Sometimes, a data analyst is interested in simultaneously exploring the relationship between three or more variables in a single visualization. Many of the visualization methods presented up to this point can include additional variables by using visual cues such as colors, shapes, and patterns. For example, we can investigate the relationship between rental price, square footage, and borough by using color to introduce our third variable:

sns.scatterplot(rentals.size_sqft, rentals.rent, hue = rentals.borough, palette='bright')
plt.show()

scatter plot of rental prices versus square footage, with each point colored to represent what borough the listing is in

This plot shows many things at once: the positive linear relationship between price and area, the fact that Manhattan apartments tend to be larger than the other boroughs (because there are more blue points on the right-hand side of the plot compared to the other colors), and that Manhattan apartments tend to cost more money (because the blue points are mostly on top of the green and orange points).

Even though it’s possible to add even more information to this plot (for example, we could use triangles and squares to indicate whether or not an apartment has a gym), it’s not always a good idea to overload a single visualization.

Another common data visualization for multivariate analysis is a heat map of a correlation matrix for all quantitative variables:

# Define the colormap which maps the data values to the color space defined with the diverging_palette method  
colors = sns.diverging_palette(150, 275, s=80, l=55, n=9, as_cmap=True)

# Create heatmap using the .corr method on df, set colormap to cmap
sns.heatmap(rentals.corr(), center=0, cmap=colors, robust=True)
plt.show()

heatmap showing correlations between each pair of quantitative variables in the dataset (visualized as a grid of squares, with each variable name labeling the x and y axes).
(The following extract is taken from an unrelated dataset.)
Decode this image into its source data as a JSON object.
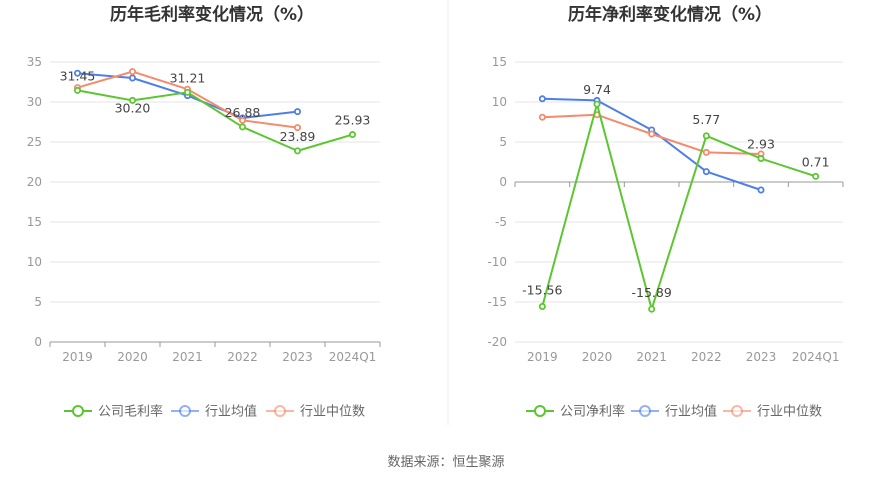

Dark purple squares indicate strong correlations, whereas dark green colors indicate negative correlations.

This heat map shows is that the rental price, number of bedrooms, number of bathrooms, and size of an apartment are all highly positively correlated (higher values of one are associated with higher values of the others). Meanwhile, building age is weakly negatively correlated with rent, bathrooms, minutes to the subway, and floor (higher values of building age are associated with lower values of these other variables).

Conclusion

In this article, we’ve summarized some of the important considerations for choosing a data visualization based on the question a data analyst wants to answer and the type of data that is available. When it comes to designing a visualization, there’s no one right way, but “looking” at the data is an important component of both choosing a summary statistic and getting to know a dataset.